Brexit kararından hemen sonra Alman-Fransız ittifakı tarafından hazırlanan “strateji belgeleri”nin birisinde ortak dış ve savunma konularında hızlı adımların atılması yer alıyordu. Her ne kadar bu konuda çok fazla mesafe katedilmezse de teorik olarak her iki ülke arasında anlaşma sağlanmış durumda.

Geriye, ortak savunma ve dış politikanın yürütülmesi için oluşturulan ya da oluşturulacak kurumların yeniden düzenlenmesi kalmış. Bu nedenle NATO içinde ileride önemli kırılmaların olması kuvvetle ihtimal.

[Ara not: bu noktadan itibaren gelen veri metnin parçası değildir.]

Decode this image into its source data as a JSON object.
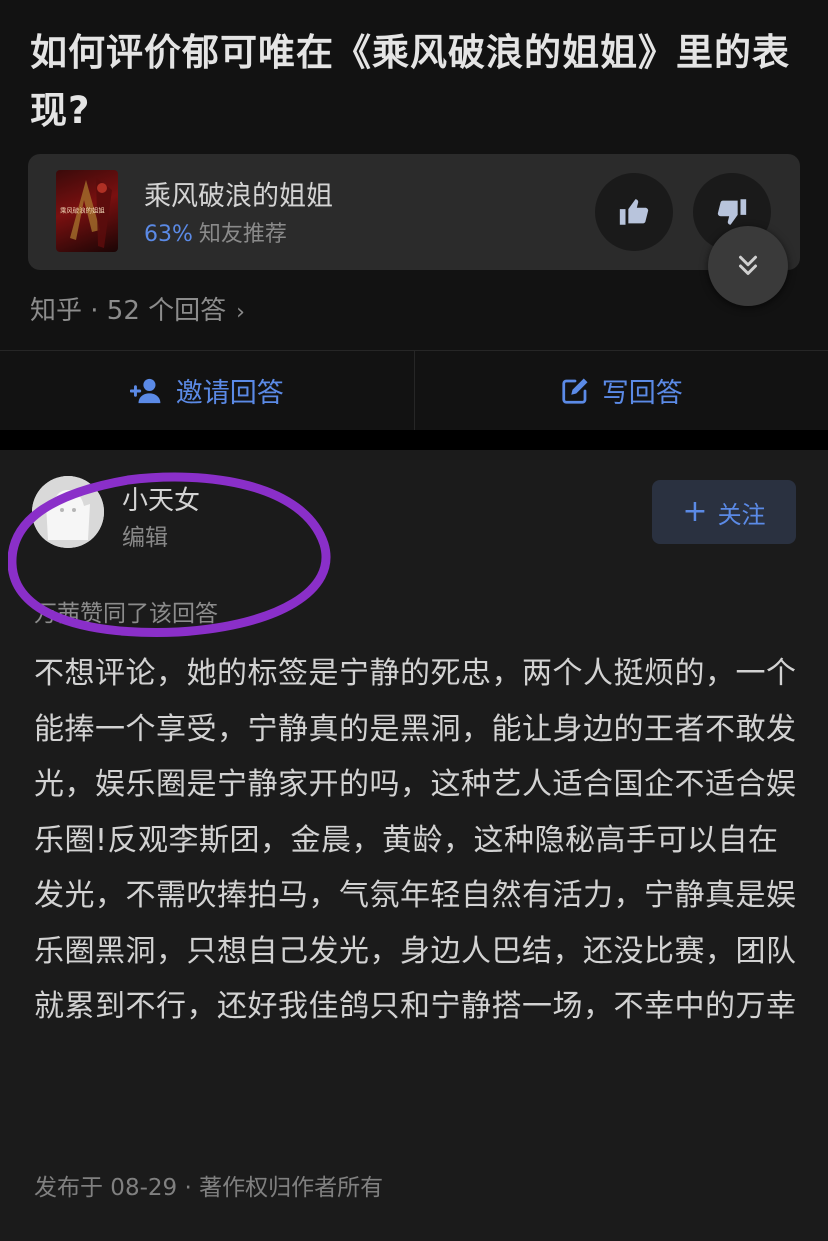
{
  "question": {
    "title": "如何评价郁可唯在《乘风破浪的姐姐》里的表现?"
  },
  "topic": {
    "name": "乘风破浪的姐姐",
    "cover_text": "乘风破浪的姐姐",
    "rating_percent": "63%",
    "rating_label": "知友推荐",
    "icons": {
      "like": "thumbs-up-icon",
      "dislike": "thumbs-down-icon",
      "expand": "double-chevron-down-icon"
    }
  },
  "meta": {
    "source": "知乎 · 52 个回答",
    "chevron": "›"
  },
  "actions": {
    "invite_label": "邀请回答",
    "write_label": "写回答",
    "icons": {
      "invite": "add-user-icon",
      "write": "edit-icon"
    }
  },
  "answer": {
    "author": {
      "name": "小天女",
      "tag": "编辑"
    },
    "follow_label": "关注",
    "follow_plus": "+",
    "endorsement": "万茜赞同了该回答",
    "body": "不想评论，她的标签是宁静的死忠，两个人挺烦的，一个能捧一个享受，宁静真的是黑洞，能让身边的王者不敢发光，娱乐圈是宁静家开的吗，这种艺人适合国企不适合娱乐圈!反观李斯团，金晨，黄龄，这种隐秘高手可以自在发光，不需吹捧拍马，气氛年轻自然有活力，宁静真是娱乐圈黑洞，只想自己发光，身边人巴结，还没比赛，团队就累到不行，还好我佳鸽只和宁静搭一场，不幸中的万幸",
    "footer": "发布于 08-29 · 著作权归作者所有"
  },
  "colors": {
    "accent": "#5b8ae6",
    "highlight_ring": "#8a2fc9",
    "background": "#121212",
    "card": "#2b2b2b"
  }
}
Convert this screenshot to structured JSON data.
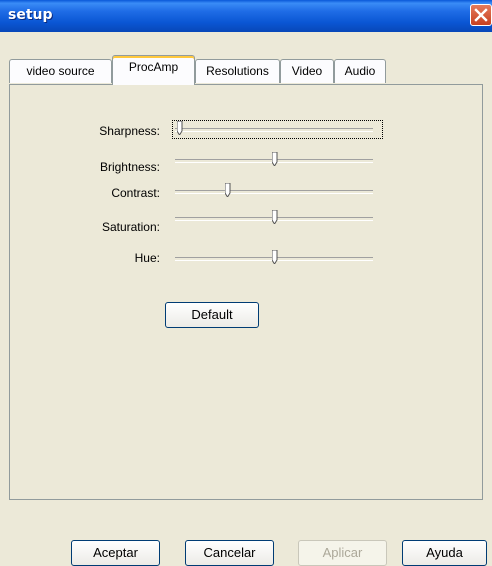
{
  "window": {
    "title": "setup"
  },
  "tabs": [
    {
      "label": "video source",
      "active": false
    },
    {
      "label": "ProcAmp",
      "active": true
    },
    {
      "label": "Resolutions",
      "active": false
    },
    {
      "label": "Video",
      "active": false
    },
    {
      "label": "Audio",
      "active": false
    }
  ],
  "procamp": {
    "sliders": [
      {
        "label": "Sharpness:",
        "value": 0.0
      },
      {
        "label": "Brightness:",
        "value": 0.5
      },
      {
        "label": "Contrast:",
        "value": 0.25
      },
      {
        "label": "Saturation:",
        "value": 0.5
      },
      {
        "label": "Hue:",
        "value": 0.5
      }
    ],
    "default_button": "Default"
  },
  "footer": {
    "ok": "Aceptar",
    "cancel": "Cancelar",
    "apply": "Aplicar",
    "help": "Ayuda"
  },
  "colors": {
    "titlebar": "#0a56d4",
    "dialog_bg": "#ece9d8",
    "close": "#c84020"
  }
}
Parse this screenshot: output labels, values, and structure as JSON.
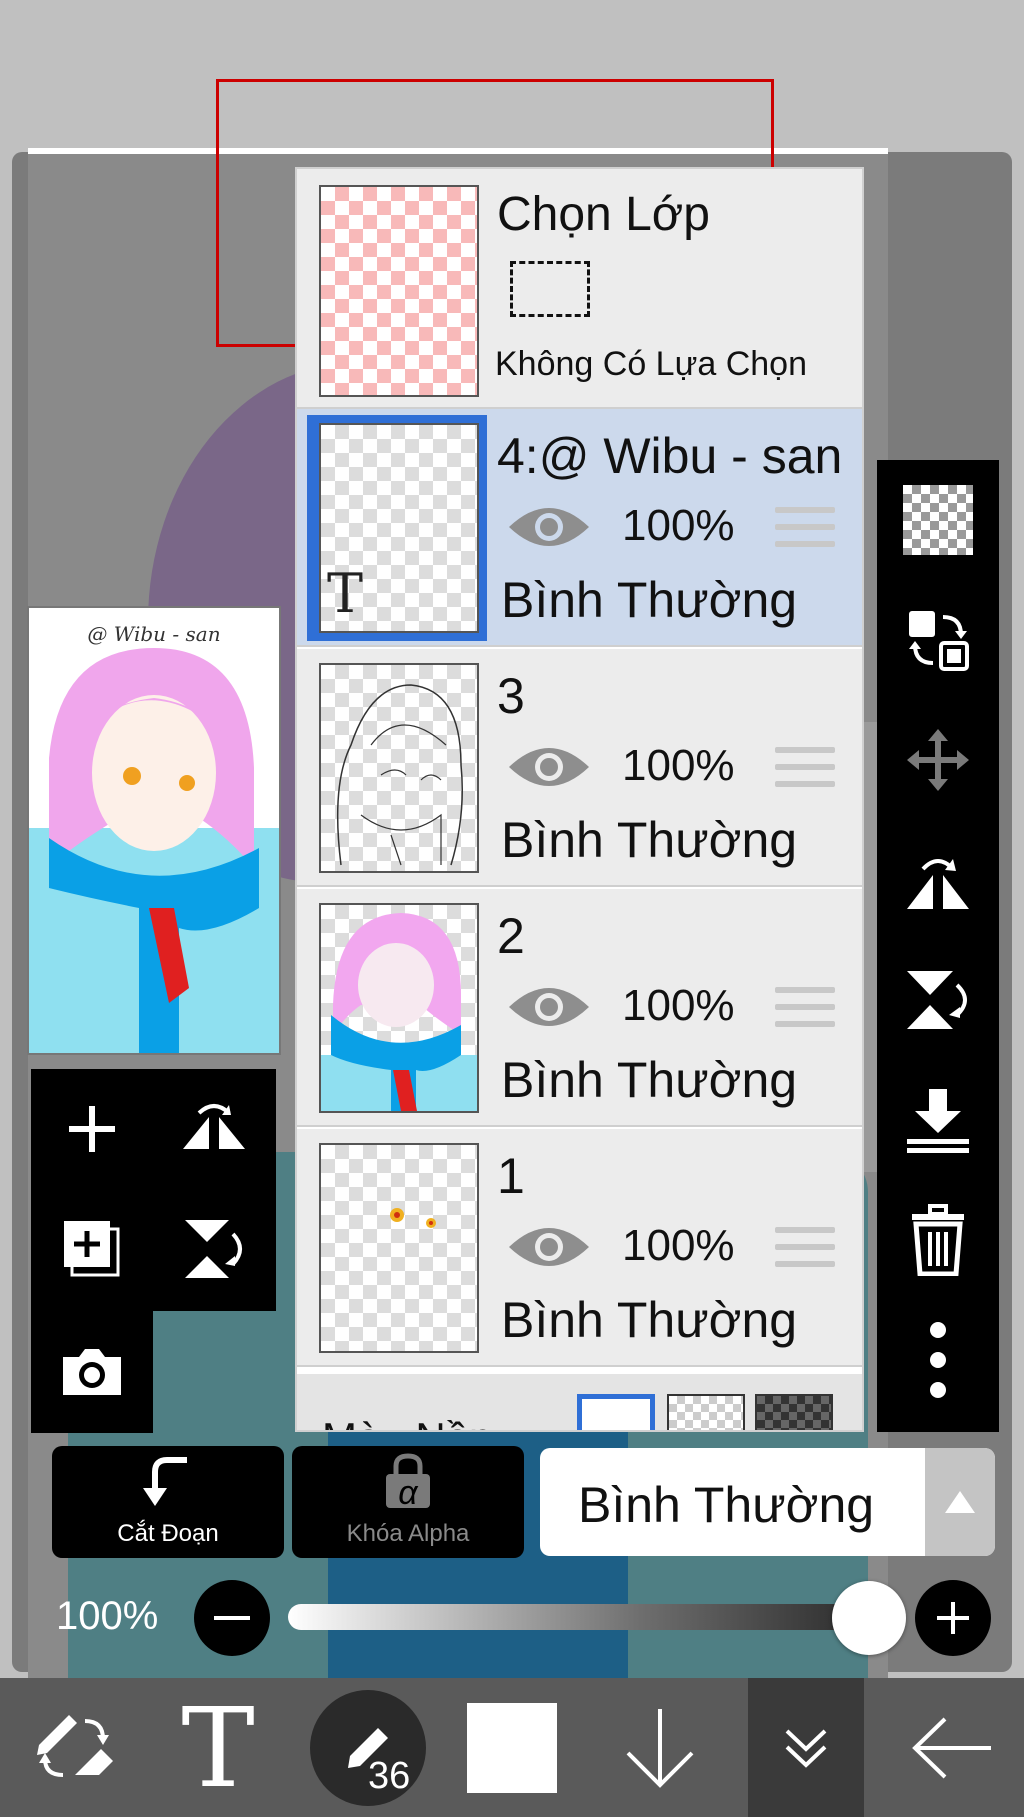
{
  "layer_panel": {
    "selection": {
      "title": "Chọn Lớp",
      "status": "Không Có Lựa Chọn"
    },
    "layers": [
      {
        "name": "4:@ Wibu - san",
        "opacity": "100%",
        "blend": "Bình Thường",
        "visible": true,
        "selected": true,
        "is_text": true
      },
      {
        "name": "3",
        "opacity": "100%",
        "blend": "Bình Thường",
        "visible": true,
        "selected": false
      },
      {
        "name": "2",
        "opacity": "100%",
        "blend": "Bình Thường",
        "visible": true,
        "selected": false
      },
      {
        "name": "1",
        "opacity": "100%",
        "blend": "Bình Thường",
        "visible": true,
        "selected": false
      }
    ],
    "background_label": "Màu Nền"
  },
  "preview": {
    "caption": "@ Wibu - san"
  },
  "buttons": {
    "clipping": "Cắt Đoạn",
    "alpha_lock": "Khóa Alpha",
    "alpha_symbol": "α"
  },
  "blend_mode": {
    "value": "Bình Thường"
  },
  "opacity": {
    "label": "100%",
    "value": 1.0
  },
  "bottom_toolbar": {
    "brush_size": "36",
    "text_tool_glyph": "T"
  },
  "colors": {
    "selected_layer_bg": "#ccd9ec",
    "selected_border": "#2f6fd6",
    "selection_rect": "#cc0000"
  }
}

İkinci önemli nokta ise mali disiplin açısından somut adımların atılmasıydı. Zaman zaman gündeme getirilen AB maliye bakanlığı ve Avro Bölgesi ortak bütçesi konularında ise belirsizlik hakimdi. Ama, dün başlayan ve bugün tamamlanacak AB Zirvesi öncesinde bir açıklama yapan Almanya Başbakanı Angela Merkel, mali konularda ortak politikanın belirlenmesinde geçmişe göre daha olumlu yaklaştığını söyledi. Avro Bölgesi Maliye Bakanlığı aslında bir “Alman hayali”ydi. Şimdi bu hayalin gerçekleşme olasılığı geçmişe göre çok daha fazla. 

Mali sermayenin temsilcisi Fransa’nın yeni Cumhurbaşkanı Emmanuel Macron’un yaptığı açıklamalar da Merkel’i, daha doğrusu Alman sermayesini bu konularda somut adımların atılmasını yönünde cesaretlendiriyor.

Haftalık Die Zeit gazetesinden Steffen Dobbert ve Fabian Federl’in birlikte hazırladığı “Avrupa’nın geleceği hakkında Macron’un planları” başlıklı analize bakılırsa, Macron, AB’nin entegrasyonu konusunda Merkel’den de hızlı hareket etmek istiyor. Bu nedenle önümüzdeki süreç “Merkcron” (Merkel ve Macron’dan türetilen isim) olarak tanımlanarak, asıl olarak da eylül ayında Almanya’da yapılacak seçimlerden sonra başlayacağı ifade ediliyor.  

Brexit’in birinci yılında bir kez daha görülüyor ki, İngiltere’nin ayrılma kararı Alman-Fransız sermayesinin elini rahatlatmış ve diğer üye ülkeleri de Yunanistan’ın durumuna düşürmek için hızlı hareket edecekler. 

Sermaye açısından sonraki süreci asıl olarak Almanya ile Fransa arasında uzlaşmalar ya da çelişkiler belirleyecek; emekçiler açısından ise, Alman-Fransız sermayesinin çıkarlarına göre biçimlendirilecek AB’ye karşı yeni bir mücadele...

Zira ekonomik, siyasi ve askeri yönde birleşme derinleştikçe AB’nin emekçi düşmanı, neoliberal, militarist ve yayılmacı karakteri çok daha belirgin ve tehlikeli hale geliyor. Bunu durduracak tek güç ise Avrupa halklarıdır.